Si l’imagination structure l’ordre de l’univers, si elle travaille à organiser les idées qui circulent, se forment et se transmettent, alors il est bon de lui livrer des fruits mûrs, juteux et délicieux ! C’est précisément cela que fait Patrick Rambaud dans son dernier livre et notre monde actuel en a bien besoin, peut-être… Non seulement je me suis goulûment délectée de cette lecture mais elle m’a également bercé l’âme de belles alternatives à la petitesse d’un univers contemporain qui ne cesse de tourner en rond! Et puis, quantité non négligeable, l’humour est au rendez-vous à chaque passage du livre, un style d’écriture adapté aussi!
Vous le savez tous, je suis une passionnée des philosophies, sagesses et légendes de l’Asie, et celles de la Chine en tête. Ici, l’auteur nous raconte la vie de l’homme au rêve du papillon, un de mes personnages cultes…
Tchoung Tseu, ou Zhuang Zi est bien connu de nos contrées depuis quelques temps déjà : cet homme qui se lève un matin et se demande s’il est un papillon qui rêve d’être un homme ou s’il est un homme qui vient de rêver d’être papillon. Sa vie, les perles de sagesses qu’ils nous a laissées en héritage, prennent la relève de celles de Lao Tseu. Taoîste on dirait de nos jours. Homme Libre devrait-on dire tout simplement.
« C’était il y a vingt-cinq siècles dans le royaume de Song, entre le Fleuve Jaune et la rivière Houaï : Tchouang naquit les yeux ouverts et sans un cri. Il était froissé, édenté, chauve, puisque les nouveau-nés ressemblent aux vieillards : les hommes entrent en scène aussi démunis qu’ils en sortent… »

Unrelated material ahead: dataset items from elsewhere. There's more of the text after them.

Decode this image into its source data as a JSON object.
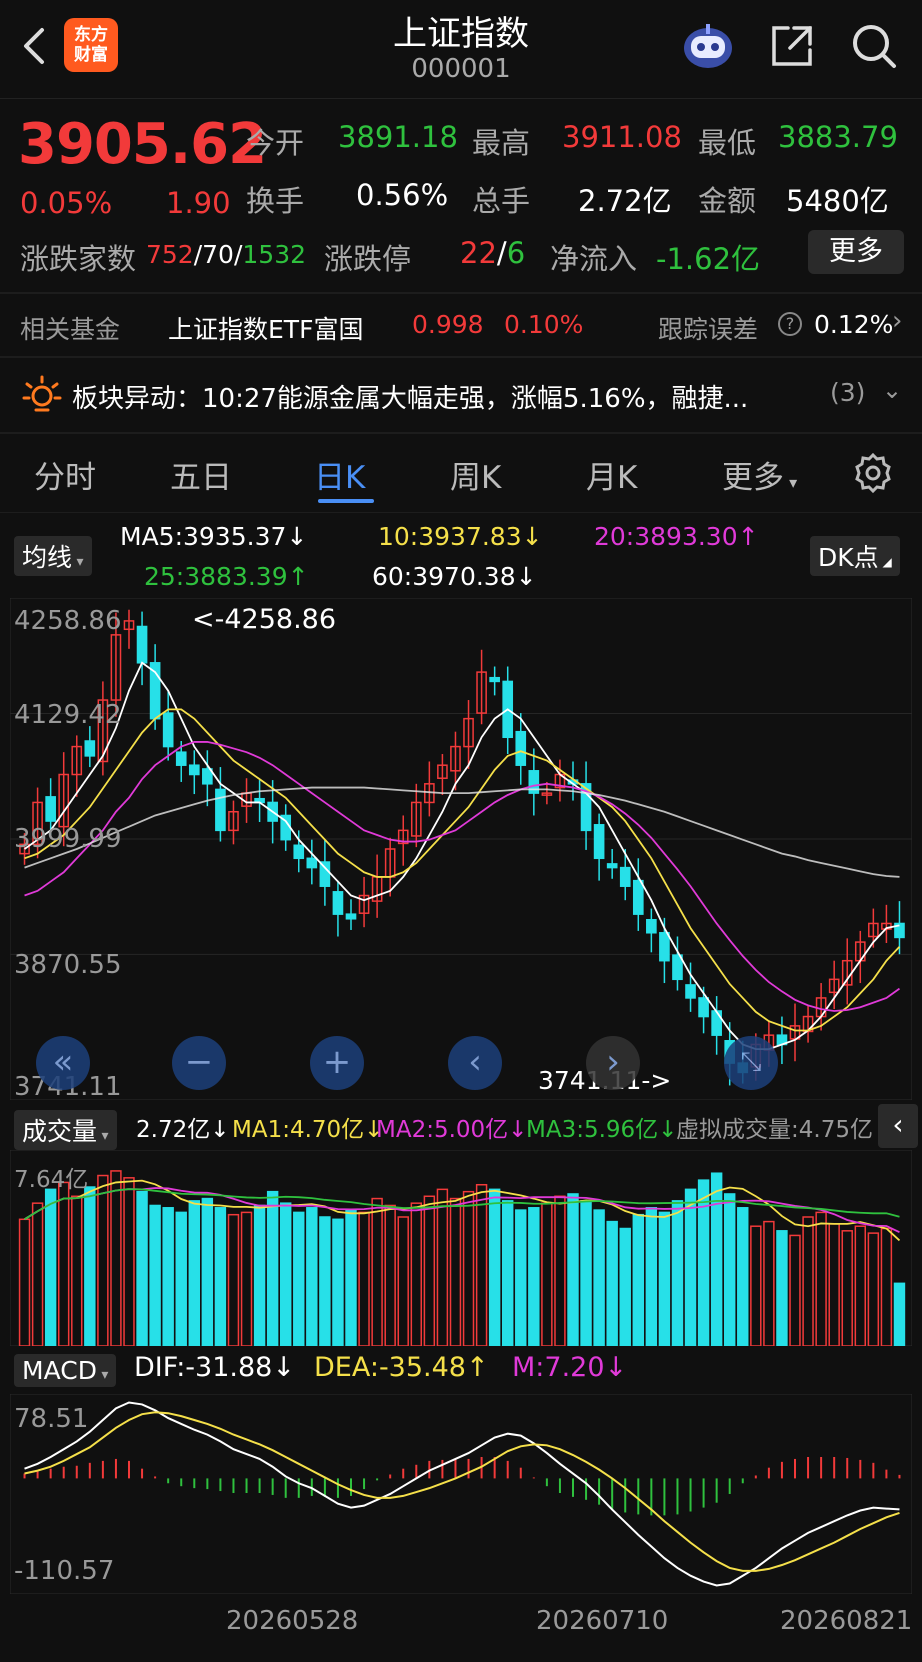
{
  "header": {
    "title": "上证指数",
    "code": "000001",
    "logo_text_1": "东方",
    "logo_text_2": "财富"
  },
  "quote": {
    "price": "3905.62",
    "change_pct": "0.05%",
    "change": "1.90",
    "open_label": "今开",
    "open": "3891.18",
    "high_label": "最高",
    "high": "3911.08",
    "low_label": "最低",
    "low": "3883.79",
    "turnover_label": "换手",
    "turnover": "0.56%",
    "volume_label": "总手",
    "volume": "2.72亿",
    "amount_label": "金额",
    "amount": "5480亿",
    "breadth_label": "涨跌家数",
    "up_count": "752",
    "flat_count": "70",
    "down_count": "1532",
    "sep": "/",
    "limit_label": "涨跌停",
    "limit_up": "22",
    "limit_down": "6",
    "netflow_label": "净流入",
    "netflow": "-1.62亿",
    "more_label": "更多"
  },
  "fund": {
    "label": "相关基金",
    "name": "上证指数ETF富国",
    "price": "0.998",
    "pct": "0.10%",
    "tracking_label": "跟踪误差",
    "tracking_value": "0.12%"
  },
  "alert": {
    "text": "板块异动：10:27能源金属大幅走强，涨幅5.16%，融捷...",
    "count": "(3)"
  },
  "tabs": [
    "分时",
    "五日",
    "日K",
    "周K",
    "月K",
    "更多"
  ],
  "ma": {
    "selector": "均线",
    "ma5": "MA5:3935.37↓",
    "ma10": "10:3937.83↓",
    "ma20": "20:3893.30↑",
    "ma25": "25:3883.39↑",
    "ma60": "60:3970.38↓",
    "dk": "DK点"
  },
  "price_axis": [
    "4258.86",
    "4129.42",
    "3999.99",
    "3870.55",
    "3741.11"
  ],
  "annotations": {
    "high": "<-4258.86",
    "low": "3741.11->"
  },
  "volume": {
    "selector": "成交量",
    "cur": "2.72亿↓",
    "ma1": "MA1:4.70亿↓",
    "ma2": "MA2:5.00亿↓",
    "ma3": "MA3:5.96亿↓",
    "virtual": "虚拟成交量:4.75亿",
    "axis_top": "7.64亿"
  },
  "macd": {
    "selector": "MACD",
    "dif": "DIF:-31.88↓",
    "dea": "DEA:-35.48↑",
    "m": "M:7.20↓",
    "axis_top": "78.51",
    "axis_bottom": "-110.57"
  },
  "dates": [
    "20260528",
    "20260710",
    "20260821"
  ],
  "colors": {
    "up": "#f23a3a",
    "down": "#27e0e8",
    "ma5": "#ffffff",
    "ma10": "#f5e04a",
    "ma20": "#e03ad8",
    "ma25": "#2fc13e",
    "ma60": "#e8e8e8"
  },
  "chart_data": {
    "type": "line",
    "title": "上证指数 日K",
    "ylim": [
      3741.11,
      4258.86
    ],
    "series": [
      {
        "name": "close",
        "values": [
          4005,
          4050,
          4030,
          4080,
          4110,
          4100,
          4160,
          4230,
          4245,
          4200,
          4140,
          4110,
          4090,
          4080,
          4070,
          4020,
          4040,
          4060,
          4050,
          4030,
          4010,
          3990,
          3980,
          3960,
          3930,
          3925,
          3950,
          3970,
          4000,
          4020,
          4050,
          4070,
          4090,
          4110,
          4140,
          4190,
          4180,
          4120,
          4090,
          4060,
          4060,
          4080,
          4070,
          4020,
          3990,
          3980,
          3960,
          3930,
          3910,
          3880,
          3860,
          3840,
          3820,
          3800,
          3770,
          3760,
          3790,
          3800,
          3790,
          3810,
          3820,
          3840,
          3860,
          3880,
          3900,
          3920,
          3920,
          3905
        ]
      },
      {
        "name": "MA5",
        "values": [
          4000,
          4010,
          4020,
          4040,
          4060,
          4080,
          4100,
          4130,
          4170,
          4200,
          4190,
          4170,
          4140,
          4110,
          4090,
          4070,
          4060,
          4050,
          4050,
          4040,
          4030,
          4010,
          3995,
          3980,
          3965,
          3950,
          3945,
          3950,
          3955,
          3970,
          3990,
          4015,
          4040,
          4070,
          4090,
          4120,
          4140,
          4150,
          4140,
          4120,
          4100,
          4080,
          4070,
          4060,
          4045,
          4020,
          3995,
          3970,
          3945,
          3915,
          3890,
          3865,
          3845,
          3825,
          3805,
          3790,
          3785,
          3785,
          3790,
          3795,
          3805,
          3820,
          3840,
          3860,
          3880,
          3900,
          3915,
          3918
        ]
      },
      {
        "name": "MA10",
        "values": [
          3990,
          3995,
          4005,
          4015,
          4030,
          4045,
          4065,
          4085,
          4105,
          4125,
          4140,
          4150,
          4150,
          4140,
          4125,
          4110,
          4095,
          4085,
          4075,
          4065,
          4055,
          4040,
          4025,
          4010,
          3995,
          3985,
          3975,
          3970,
          3970,
          3975,
          3985,
          4000,
          4015,
          4030,
          4045,
          4065,
          4085,
          4100,
          4105,
          4100,
          4095,
          4085,
          4075,
          4065,
          4055,
          4045,
          4030,
          4010,
          3990,
          3965,
          3940,
          3915,
          3895,
          3875,
          3855,
          3840,
          3825,
          3815,
          3810,
          3805,
          3805,
          3810,
          3820,
          3830,
          3845,
          3860,
          3880,
          3895
        ]
      },
      {
        "name": "MA20",
        "values": [
          3950,
          3955,
          3965,
          3975,
          3990,
          4005,
          4020,
          4040,
          4055,
          4075,
          4090,
          4100,
          4110,
          4115,
          4115,
          4112,
          4108,
          4104,
          4098,
          4090,
          4080,
          4070,
          4060,
          4050,
          4040,
          4030,
          4020,
          4015,
          4010,
          4008,
          4008,
          4010,
          4015,
          4020,
          4030,
          4040,
          4050,
          4058,
          4064,
          4068,
          4070,
          4068,
          4066,
          4062,
          4056,
          4048,
          4038,
          4026,
          4012,
          3995,
          3978,
          3960,
          3940,
          3920,
          3902,
          3885,
          3870,
          3857,
          3847,
          3838,
          3832,
          3828,
          3826,
          3827,
          3830,
          3835,
          3840,
          3850
        ]
      },
      {
        "name": "MA60",
        "values": [
          3980,
          3985,
          3990,
          3995,
          4000,
          4006,
          4012,
          4018,
          4024,
          4030,
          4036,
          4040,
          4044,
          4048,
          4052,
          4055,
          4058,
          4060,
          4062,
          4063,
          4064,
          4065,
          4066,
          4066,
          4066,
          4066,
          4066,
          4065,
          4064,
          4063,
          4062,
          4061,
          4060,
          4060,
          4060,
          4061,
          4062,
          4063,
          4064,
          4064,
          4064,
          4063,
          4062,
          4060,
          4058,
          4055,
          4052,
          4048,
          4044,
          4040,
          4035,
          4030,
          4025,
          4020,
          4015,
          4010,
          4005,
          4000,
          3995,
          3992,
          3988,
          3985,
          3982,
          3979,
          3976,
          3973,
          3971,
          3970
        ]
      }
    ],
    "volume": [
      5.5,
      6.2,
      6.8,
      7.1,
      6.5,
      6.9,
      7.4,
      7.6,
      7.3,
      6.7,
      6.1,
      6.0,
      5.8,
      6.3,
      6.4,
      6.0,
      5.7,
      5.8,
      6.1,
      6.7,
      6.2,
      5.8,
      6.0,
      5.6,
      5.5,
      5.9,
      5.8,
      6.4,
      6.1,
      5.6,
      6.2,
      6.5,
      6.8,
      6.4,
      6.7,
      7.0,
      6.8,
      6.3,
      5.9,
      6.0,
      6.2,
      6.5,
      6.6,
      6.3,
      5.9,
      5.4,
      5.1,
      5.7,
      6.0,
      5.8,
      6.3,
      6.8,
      7.2,
      7.5,
      6.6,
      6.0,
      5.2,
      5.4,
      5.0,
      4.8,
      5.6,
      5.8,
      5.3,
      5.0,
      5.2,
      4.9,
      5.1,
      2.72
    ],
    "macd_dif": [
      10,
      15,
      22,
      30,
      38,
      48,
      60,
      72,
      78,
      76,
      70,
      62,
      56,
      50,
      45,
      38,
      30,
      25,
      20,
      12,
      2,
      -5,
      -10,
      -18,
      -26,
      -30,
      -28,
      -22,
      -16,
      -8,
      0,
      8,
      14,
      20,
      26,
      34,
      42,
      46,
      44,
      36,
      26,
      15,
      5,
      -5,
      -18,
      -32,
      -45,
      -58,
      -70,
      -82,
      -92,
      -100,
      -106,
      -110,
      -108,
      -100,
      -92,
      -82,
      -72,
      -64,
      -56,
      -50,
      -44,
      -38,
      -33,
      -30,
      -31,
      -31.88
    ],
    "macd_dea": [
      5,
      8,
      12,
      18,
      25,
      32,
      42,
      52,
      60,
      66,
      68,
      67,
      64,
      60,
      56,
      51,
      45,
      40,
      35,
      29,
      22,
      15,
      8,
      1,
      -6,
      -12,
      -17,
      -20,
      -20,
      -18,
      -14,
      -10,
      -5,
      0,
      6,
      12,
      20,
      28,
      33,
      35,
      34,
      30,
      24,
      17,
      9,
      0,
      -10,
      -21,
      -32,
      -44,
      -55,
      -66,
      -76,
      -85,
      -92,
      -95,
      -95,
      -93,
      -89,
      -84,
      -78,
      -72,
      -66,
      -59,
      -52,
      -46,
      -40,
      -35.48
    ],
    "macd_hist": [
      10,
      14,
      20,
      24,
      26,
      32,
      36,
      40,
      36,
      20,
      4,
      -10,
      -16,
      -20,
      -22,
      -26,
      -30,
      -30,
      -30,
      -34,
      -40,
      -40,
      -36,
      -38,
      -40,
      -36,
      -22,
      -4,
      8,
      20,
      28,
      36,
      38,
      40,
      40,
      44,
      44,
      36,
      22,
      2,
      -16,
      -30,
      -38,
      -44,
      -54,
      -64,
      -70,
      -74,
      -76,
      -76,
      -74,
      -68,
      -60,
      -50,
      -32,
      -10,
      6,
      22,
      34,
      40,
      44,
      44,
      44,
      42,
      38,
      32,
      18,
      7.2
    ]
  }
}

Eh oui, c’est ainsi que Tchoung arrive, ridicule et parfait, et il ne cessera de parfaire son ridicule tout au long de sa vie.
Patrick Rambaud a fait un joli travail de construction d’un puzzle. Il s’est inspiré de toutes les anecdotes de la vie de ce petit homme rondouillard, des bribes de textes qu’il nous reste de lui et a tapissé une vie entrelaçant la marche de l’Histoire et celle de la pensée. Tout est vrai ici, et pourtant c’est un roman, c’est de la fiction, ça se lit comme une bande dessinée. Dès les premiers mots nous sommes embarqués dans les aventures de ce fils de notable chinois qui s’évertuera tout au long de sa vie à être aussi inutile qu’une souche d’arbre desséché, tant il a su bien lire les hommes, à chaque page de sa fable de vie. Qui sait lire, sait vivre. Tchouang nous enseigne ce vivre où rien n’est à prendre au sérieux, à commencer par soi-même. N’oublions pas que le contexte historique qui est le sien est fait de corruption, de vilénie, de pouvoir, de misère, d’instabilités politiques etc. Comme diraient les anglais « it rings a bell ? », est-ce que ce contexte nous ferait penser à quelque chose ?!